The hardest thing is standing in the school yard, watching your child walk around in circles in the kindergarten class, waiting for the bell to ring, hearing other children talk about him --one boy saying to another -- "do you like that kid? Nobody likes that kid"....those are the moments that sting the most -- the moments that don't seem to affect your child, but that stick with you throughout the years. Standing on the sidelines during a soccer game, hearing a coach make comments about the "kid playing in the dirt" while your child, who is fascinated with the patches of mud on the field, not the game going on, remains unaware.

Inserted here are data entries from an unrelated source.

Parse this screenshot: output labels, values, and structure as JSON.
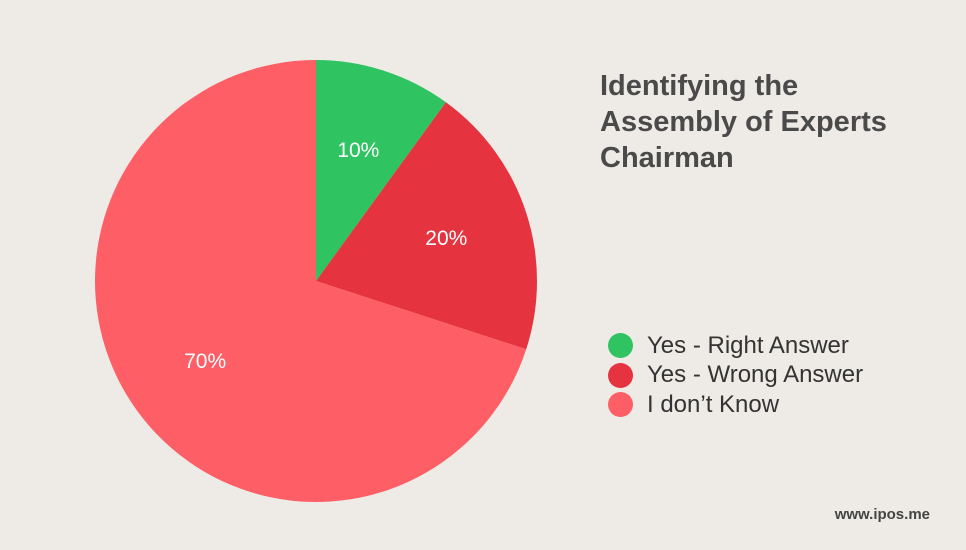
{
  "title_lines": [
    "Identifying the",
    "Assembly of Experts",
    "Chairman"
  ],
  "source": "www.ipos.me",
  "chart_data": {
    "type": "pie",
    "title": "Identifying the Assembly of Experts Chairman",
    "slices": [
      {
        "label": "Yes - Right Answer",
        "value": 10,
        "display": "10%",
        "color": "#30c361"
      },
      {
        "label": "Yes - Wrong Answer",
        "value": 20,
        "display": "20%",
        "color": "#e5333f"
      },
      {
        "label": "I don’t Know",
        "value": 70,
        "display": "70%",
        "color": "#fe5f66"
      }
    ],
    "start_angle": "12 o'clock",
    "direction": "clockwise",
    "legend_position": "right"
  }
}
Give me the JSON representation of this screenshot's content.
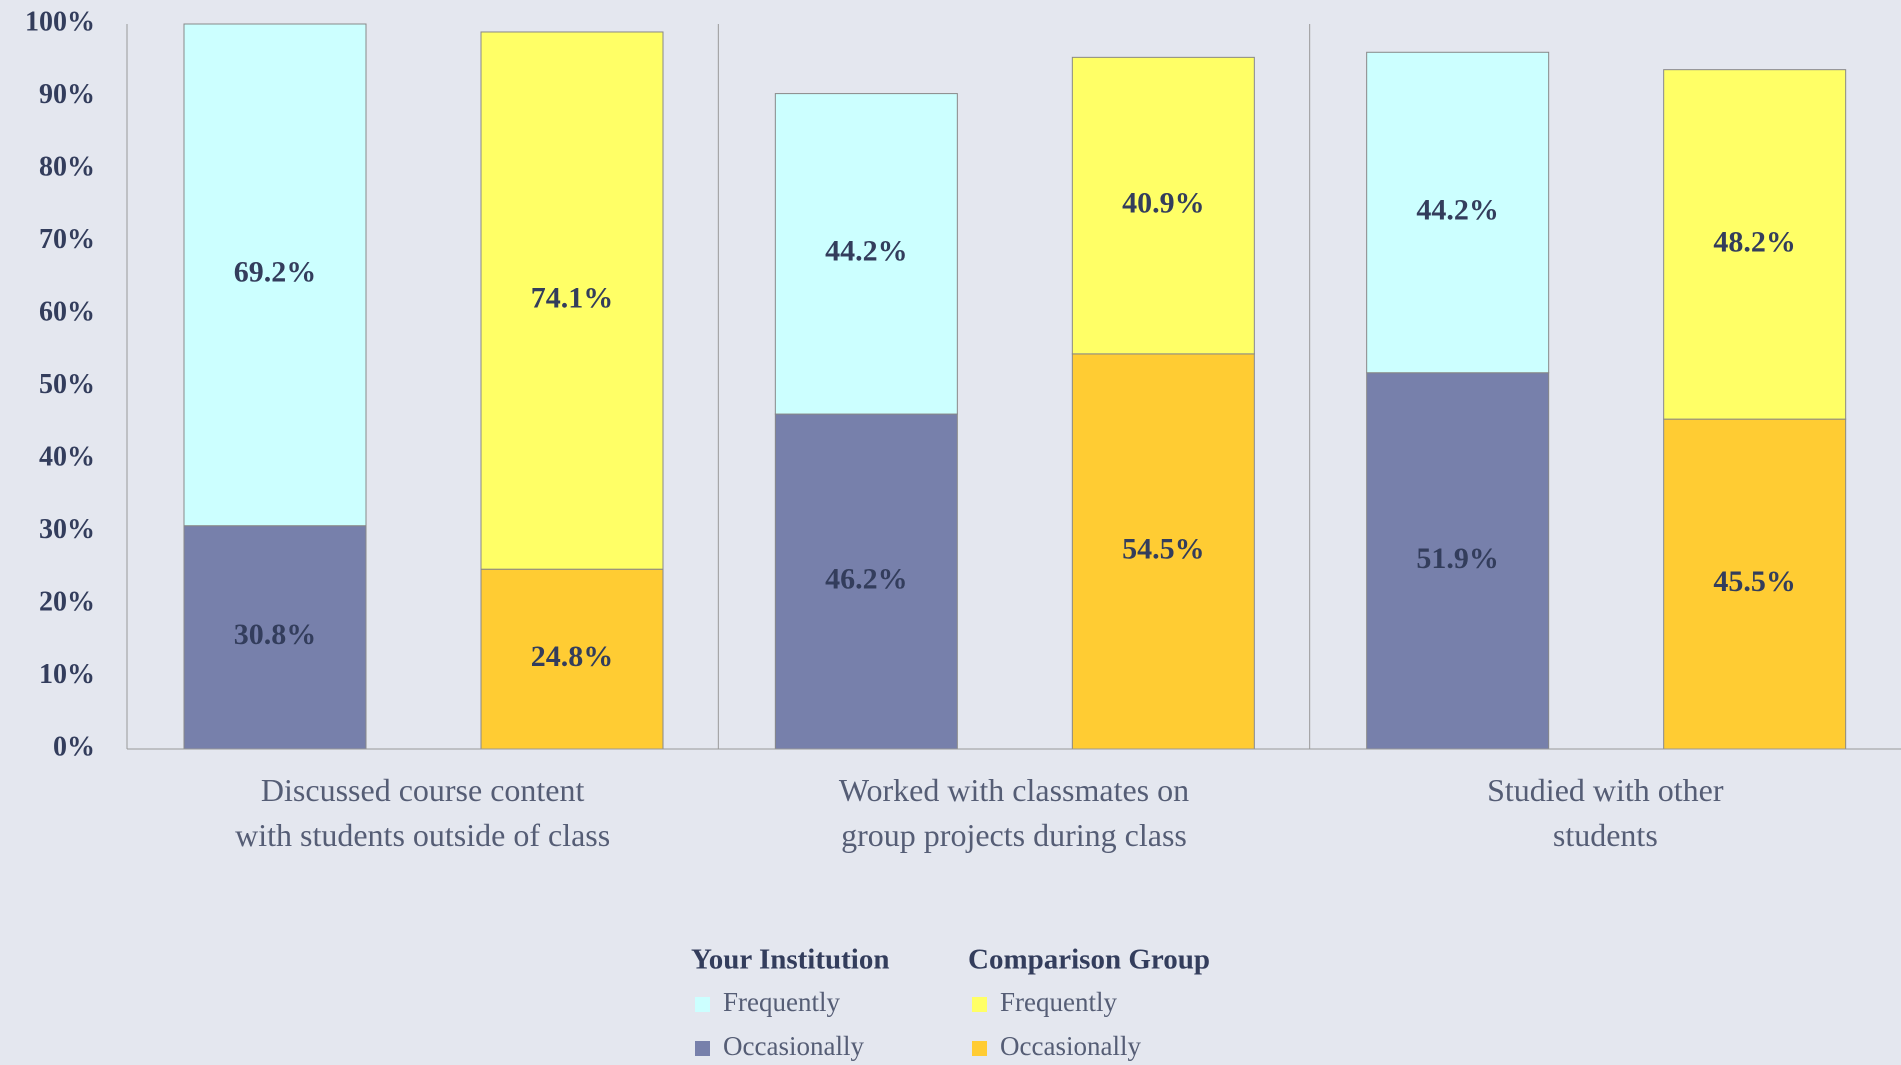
{
  "chart_data": {
    "type": "stacked_bar",
    "categories": [
      "Discussed course content\nwith students outside of class",
      "Worked with classmates on\ngroup projects during class",
      "Studied with other\nstudents"
    ],
    "stacks": [
      {
        "name": "Your Institution",
        "series": [
          {
            "name": "Occasionally",
            "color": "#7780ab",
            "values": [
              30.8,
              46.2,
              51.9
            ],
            "value_labels": [
              "30.8%",
              "46.2%",
              "51.9%"
            ]
          },
          {
            "name": "Frequently",
            "color": "#ccffff",
            "values": [
              69.2,
              44.2,
              44.2
            ],
            "value_labels": [
              "69.2%",
              "44.2%",
              "44.2%"
            ]
          }
        ]
      },
      {
        "name": "Comparison Group",
        "series": [
          {
            "name": "Occasionally",
            "color": "#ffcc33",
            "values": [
              24.8,
              54.5,
              45.5
            ],
            "value_labels": [
              "24.8%",
              "54.5%",
              "45.5%"
            ]
          },
          {
            "name": "Frequently",
            "color": "#ffff66",
            "values": [
              74.1,
              40.9,
              48.2
            ],
            "value_labels": [
              "74.1%",
              "40.9%",
              "48.2%"
            ]
          }
        ]
      }
    ],
    "ylim": [
      0,
      100
    ],
    "yticks": [
      {
        "value": 0,
        "label": "0%"
      },
      {
        "value": 10,
        "label": "10%"
      },
      {
        "value": 20,
        "label": "20%"
      },
      {
        "value": 30,
        "label": "30%"
      },
      {
        "value": 40,
        "label": "40%"
      },
      {
        "value": 50,
        "label": "50%"
      },
      {
        "value": 60,
        "label": "60%"
      },
      {
        "value": 70,
        "label": "70%"
      },
      {
        "value": 80,
        "label": "80%"
      },
      {
        "value": 90,
        "label": "90%"
      },
      {
        "value": 100,
        "label": "100%"
      }
    ]
  }
}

The very hardest thing is standing on the side of the playground, watching other children exclude your child from their play. For me, that is the very hardest thing about raising a child on the autism spectrum. Yesterday Limefreckle Jr. was at the park, and he approached a group of children playing with a soccer ball -- they were playing a made up game that looked like a cross between tag and dodge ball. Limefreckle Jr. so wanted to be part of the game -- he approached the kids and said "hey, can I play with you?".....he followed them around, asking " can I have a turn now?" he faithfully ran off to fetch the ball everytime it went out of bounds -- only to be told "hey kid, give us back the ball"......it was hard to watch. In 8 years, he has struggled socially on the playground. Yesterday I clearly got to see the benefits of all the therapies and effective schooling paying off -- he was on the playground, behaving pretty much like the rest of the kids, as much like them as he can be at this stage of his life, and he was still being ignored. He has learned how to "play" the way other children do -- yes, that is something that has to be taught. "Play" in the way Limefreckle Jr. sees it, is not acceptable to most of society -- so he needs to be taught to "play" like the other children, the "NORMAL" children --- and he is doing it --- he is following the rules, he has learned it. We live in a neighbourhood of fairly well off families, and by watching their children on the playground, it shows. The children travel in cliques, just like their mothers do, their quick to judge the others, and even quicker to exclude. Many of these children are students of the school Limefreckle Jr. used to attend. A "religious" school, a school where one would think the children learn the teachings of the church, where children would be taught to be kind to others. You only need to go to the parking lot of this school at the end of the day, and listen to parents yell at each other, and fight for spots, to see that some of these teachings may not really be sinking in, to parents or to children. I guess this is the life of middle class suburbia, this probably isn't too uncommon in all parts of the country, probably in the same neighbourhood that you lived in -- "It takes a village" isn't a phrase most people around here are familiar with!

But it's most definitely the hardest part of my journey -- other parents, other mother's, other children and their judgements -- that is the hardest part!